From: Reciprocal genomic evolution in the ant–fungus agricultural symbiosis

Figure 2

(a) Attine synteny loss per MY divergence compared with other lineages with sequenced genomes. Box-percentile plots summarize the distribution of pairwise comparisons (number given after lineage name) within each clade, with means and percentiles marked. The overall difference between lineages was highly significant (n=6, Kruskal–Wallis H=101.247, P<0.0001). Shared letters indicate groups that did not differ significantly (Steel–Dwass test, P>0.05). (b) Synteny loss mapped onto the phylogeny of all ants with sequenced genomes, comparing each node with the earliest common ancestor (vertical axis) and with polygons shaded according to rate of loss per branch. (c) Numbers of expanded (red arrows) or contracted (blue arrows) gene families inferred from observed gene family sizes at terminal branches. (d) Functional erosion of the arginine synthesis pathway, with the argininosuccinate lyase gene (green) probably being lost in the attine ancestor and the argininosuccinate synthase gene (blue) remaining recognizable as pseudogenized residues in some genomes.
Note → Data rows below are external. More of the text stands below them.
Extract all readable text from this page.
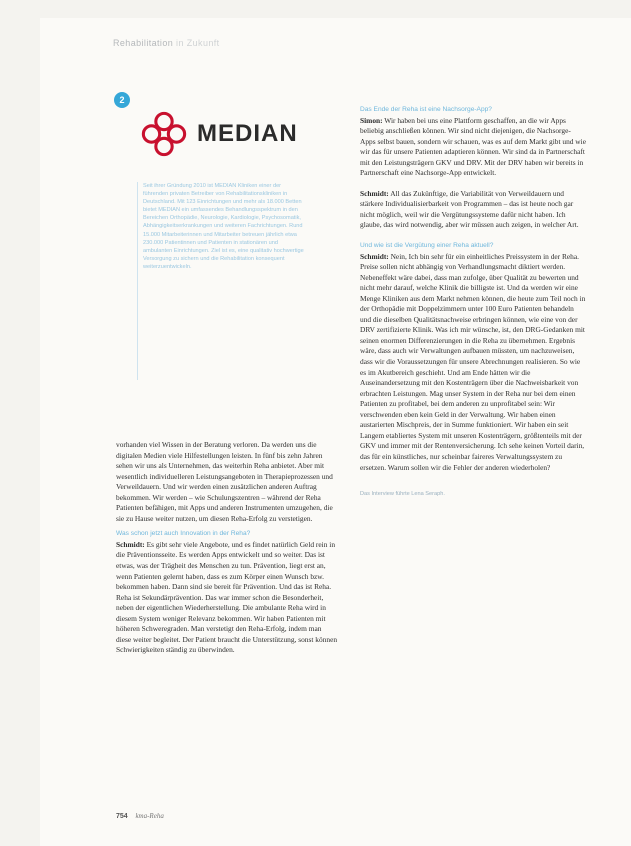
Rehabilitation in Zukunft
2
MEDIAN
Seit ihrer Gründung 2010 ist MEDIAN Kliniken einer der führenden privaten Betreiber von Rehabilitationskliniken in Deutschland. Mit 123 Einrichtungen und mehr als 18.000 Betten bietet MEDIAN ein umfassendes Behandlungsspektrum in den Bereichen Orthopädie, Neurologie, Kardiologie, Psychosomatik, Abhängigkeitserkrankungen und weiteren Fachrichtungen. Rund 15.000 Mitarbeiterinnen und Mitarbeiter betreuen jährlich etwa 230.000 Patientinnen und Patienten in stationären und ambulanten Einrichtungen. Ziel ist es, eine qualitativ hochwertige Versorgung zu sichern und die Rehabilitation konsequent weiterzuentwickeln.

vorhanden viel Wissen in der Beratung verloren. Da werden uns die digitalen Medien viele Hilfestellungen leisten. In fünf bis zehn Jahren sehen wir uns als Unternehmen, das weiterhin Reha anbietet. Aber mit wesentlich individuelleren Leistungsangeboten in Therapieprozessen und Verweildauern. Und wir werden einen zusätzlichen anderen Auftrag bekommen. Wir werden – wie Schulungszentren – während der Reha Patienten befähigen, mit Apps und anderen Instrumenten umzugehen, die sie zu Hause weiter nutzen, um diesen Reha-Erfolg zu verstetigen.

Was schon jetzt auch Innovation in der Reha?

Schmidt: Es gibt sehr viele Angebote, und es findet natürlich Geld rein in die Präventionsseite. Es werden Apps entwickelt und so weiter. Das ist etwas, was der Trägheit des Menschen zu tun. Prävention, liegt erst an, wenn Patienten gelernt haben, dass es zum Körper einen Wunsch bzw. bekommen haben. Dann sind sie bereit für Prävention. Und das ist Reha. Reha ist Sekundärprävention. Das war immer schon die Besonderheit, neben der eigentlichen Wiederherstellung. Die ambulante Reha wird in diesem System weniger Relevanz bekommen. Wir haben Patienten mit höheren Schweregraden. Man verstetigt den Reha-Erfolg, indem man diese weiter begleitet. Der Patient braucht die Unterstützung, sonst können Schwierigkeiten ständig zu überwinden.

Das Ende der Reha ist eine Nachsorge-App?

Simon: Wir haben bei uns eine Plattform geschaffen, an die wir Apps beliebig anschließen können. Wir sind nicht diejenigen, die Nachsorge-Apps selbst bauen, sondern wir schauen, was es auf dem Markt gibt und wie wir das für unsere Patienten adaptieren können. Wir sind da in Partnerschaft mit den Leistungsträgern GKV und DRV. Mit der DRV haben wir bereits in Partnerschaft eine Nachsorge-App entwickelt.

Schmidt: All das Zukünftige, die Variabilität von Verweildauern und stärkere Individualisierbarkeit von Programmen – das ist heute noch gar nicht möglich, weil wir die Vergütungssysteme dafür nicht haben. Ich glaube, das wird notwendig, aber wir müssen auch zeigen, in welcher Art.

Und wie ist die Vergütung einer Reha aktuell?

Schmidt: Nein, Ich bin sehr für ein einheitliches Preissystem in der Reha. Preise sollen nicht abhängig von Verhandlungsmacht diktiert werden. Nebeneffekt wäre dabei, dass man zufolge, über Qualität zu bewerten und nicht mehr darauf, welche Klinik die billigste ist. Und da werden wir eine Menge Kliniken aus dem Markt nehmen können, die heute zum Teil noch in der Orthopädie mit Doppelzimmern unter 100 Euro Patienten behandeln und die dieselben Qualitätsnachweise erbringen können, wie eine von der DRV zertifizierte Klinik. Was ich mir wünsche, ist, den DRG-Gedanken mit seinen enormen Differenzierungen in die Reha zu übernehmen. Ergebnis wäre, dass auch wir Verwaltungen aufbauen müssten, um nachzuweisen, dass wir die Voraussetzungen für unsere Abrechnungen realisieren. So wie es im Akutbereich geschieht. Und am Ende hätten wir die Auseinandersetzung mit den Kostenträgern über die Nachweisbarkeit von erbrachten Leistungen. Mag unser System in der Reha nur bei dem einen Patienten zu profitabel, bei dem anderen zu unprofitabel sein: Wir verschwenden eben kein Geld in der Verwaltung. Wir haben einen austarierten Mischpreis, der in Summe funktioniert. Wir haben ein seit Langem etabliertes System mit unseren Kostenträgern, größtenteils mit der GKV und immer mit der Rentenversicherung. Ich sehe keinen Vorteil darin, das für ein künstliches, nur scheinbar faireres Verwaltungssystem zu ersetzen. Warum sollen wir die Fehler der anderen wiederholen?

Das Interview führte Lena Seraph.

754 kma-Reha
Approximate lengths of pseudogenes (light blue bars) are shown relative to the S. invicta coding sequence of 1,239 bp. Red symbols in the branches and bars mark the origins and approximate locations of indels or in-frame stop codons: dots: lineage specific mutations; diamonds: ancestral mutations for T. septentrionalis, Acromyrmex and Atta; triangles: ancestral mutations for Acromyrmex and Atta; squares: ancestral mutations for Atta.